Terganjal Keamanan data dan Ketidakpastian Regulasi
Meski punya banyak potensi, ada masalah terkait komputasi awan di Indonesia, terutama perkara regulasi dan keamanan data.
Revisi Peraturan Pemerintah nomor 82 tahun 2012 tentang Penyelenggaraan Sistem Transaksi Elektronik mendapatkan kritik tajam dari berbagai pihak. Asosiasi Cloud Computing Indonesia (ACCI) dalam siaran persnya menyebut besar kemungkinan implikasi yang merugikan masyarakat sipil dalam baleid yang diteken 16 Oktober 2019 ini.
Implikasi itu lahir akibat diperbolehkannya penyelenggara sistem elektronik menyimpan data di luar wilayah Indonesia. Padahal, Presiden Joko Widodo pada 16 Agustus 2019 telah lebih dulu memberi arahan tidak ada unsur kompromi dalam regulasi keamanan data.
“Kami berharap Presiden Jokowi dalam kabinet barunya bisa mempunyai pembantu yang bisa menerjemahkan keinginan Presiden dengan lebih baik, bukan malah membuat aturan yang bertolak belakang dengan kemauan Presiden," kata Alex Budiyanto, Ketua Umum ACCI.
Lemahnya regulasi terkait data di Indonesia membuat pengguna layanan komputasi awan mengambil langkah lebih dulu untuk mengamankan datanya. Hal itu disampaikan Program Manager Kelas Muda Demokrasi Digital (Kemudi), Resa Temaputra yang menganggap Indonesia masih punya pekerjaan besar dalam membenahi masalah keamanan data.
Menurut Resa, jejak digital seseorang punya potensi untuk disalahgunakan.
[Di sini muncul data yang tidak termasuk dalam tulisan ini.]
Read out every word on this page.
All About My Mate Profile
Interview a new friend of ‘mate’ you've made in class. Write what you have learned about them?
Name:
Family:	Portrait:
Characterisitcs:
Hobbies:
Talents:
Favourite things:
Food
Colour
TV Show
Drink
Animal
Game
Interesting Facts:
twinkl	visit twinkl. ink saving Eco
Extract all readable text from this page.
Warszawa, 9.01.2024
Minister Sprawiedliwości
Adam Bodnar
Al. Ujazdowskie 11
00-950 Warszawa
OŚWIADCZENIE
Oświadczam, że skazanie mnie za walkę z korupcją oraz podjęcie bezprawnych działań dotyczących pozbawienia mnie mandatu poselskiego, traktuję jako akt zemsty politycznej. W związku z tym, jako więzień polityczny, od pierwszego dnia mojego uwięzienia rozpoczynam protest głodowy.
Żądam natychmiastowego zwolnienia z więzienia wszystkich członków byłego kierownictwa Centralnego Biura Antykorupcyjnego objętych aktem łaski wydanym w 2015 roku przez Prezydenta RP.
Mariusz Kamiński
Hal itu membuat pengguna layanan digital, termasuk komputasi awan untuk mengontrol dan mengurangi risiko keamanan data. Resa mengungkapkan, sudah banyak alternatif yang bisa dilakukan pengguna untuk mengamankan data dirinya. Resa mencontohkan kehadiran beberapa layanan pemeriksa pencurian data, salah satunya Periksadata.com.
“Setiap hal yang kita lakukan, ada jejaknya jadi kita sendiri yang harus mengendalikan privasi digital. Ada hal-hal yang bisa dikontrol, ada yang tidak bisa dikontrol karena melibatkan pihak lain yang mengunggah," kata Resa dalam pelatihan virtual #KendalikanPrivasimu yang diselenggarakan oleh Pamflet Generasi, Rabu (04/11).
Soal keamanan data di sistem awan dan mengembangkan akses ke layanan mereka, perusahaan besar seperti Facebok mengupayaan ekspansi pusat data dan mengerahkan sumber daya manusia terlatih. “Kita sebagai platform menyadari potensi keamanan data itu, termasuk di sistem awan," ujar Dessy Septiane, Policy Program Manager Facebook Indonesia.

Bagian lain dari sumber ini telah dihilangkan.